Commodity Demand — VIC1 — Friday 8 May 2026
Victoria's spot price sits at $96.02/MWh at 06:30 AEST with demand at 4,889 MW — a relatively modest Saturday morning load level that is nonetheless sustaining prices firmly above $90/MWh. That price-to-demand relationship tells the key story of today: the market is not responding to raw demand volume alone. The overnight trough saw demand fall to around 4,650–4,750 MW through the 02:00–04:00 AEST window, yet prices across that period held in the high $80s to low $90s range, reflecting tight thermal supply stack positioning on a cool, overcast May day with zero solar output and minimal wind (284 MW). Brown coal is carrying 1,644 MW of baseload, hydro 235 MW, with gas CCGT and OCGT both offline — meaning any incremental demand is being priced at the marginal cost of whatever thermal capacity is next in merit order.
The day's price-demand arc has been notable for its inversion of normal Saturday patterns. Demand peaked at around 6,886 MW at 18:00 AEST, at which point prices were running at $81.40/MWh — actually lower than current levels despite demand being roughly 2,000 MW higher. Since that morning peak, demand has unwound steadily to current levels while prices have firmed, indicating that the supply stack is tightening at the margin as conditions shift into the early evening. The 15:00–16:00 AEST period saw spot prices push to $107–$109/MWh against demand of 4,900–5,000 MW, demonstrating how a lean supply configuration can produce price spikes at demand levels well below the day's peak.

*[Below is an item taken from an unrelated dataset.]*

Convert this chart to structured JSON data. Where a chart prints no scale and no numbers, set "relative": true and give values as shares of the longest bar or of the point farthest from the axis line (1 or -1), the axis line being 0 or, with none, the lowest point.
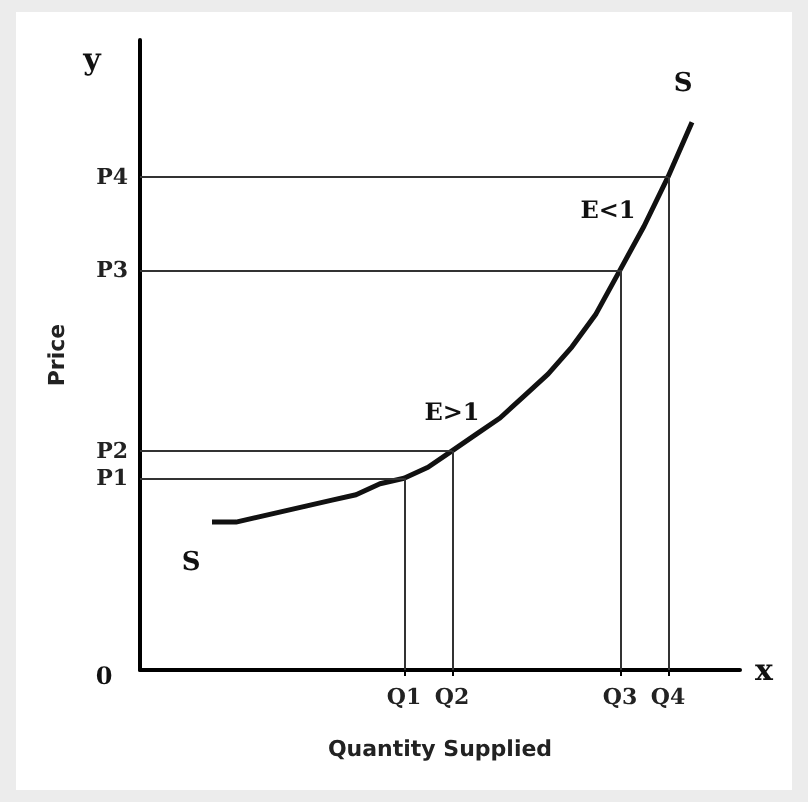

Forward forecasts for the 07:00–07:30 AEST half-hours (21:00–21:30 UTC) are clustering in the $100–$110/MWh range across the most recent PASA runs, up from earlier estimates of $73–$86/MWh — a significant upward revision that tracks the realised afternoon pricing behaviour. Demand is expected to continue building modestly through the 07:00–08:00 AEST shoulder period as heating demand responds to a 12°C temperature and 100% cloud cover. With solar potential effectively zero for today (avg 0.1 across the daily outlook) and wind potential rated at just 1.7, the grid has no variable renewable buffer to ease marginal pricing pressure during demand ramps. Flexible load operators should note that forecast prices ease materially from around 08:00 AEST onward, with the 08:30–10:00 AEST window showing load window pricing in the $9–$30/MWh range, representing the deepest discount to current spot levels available today.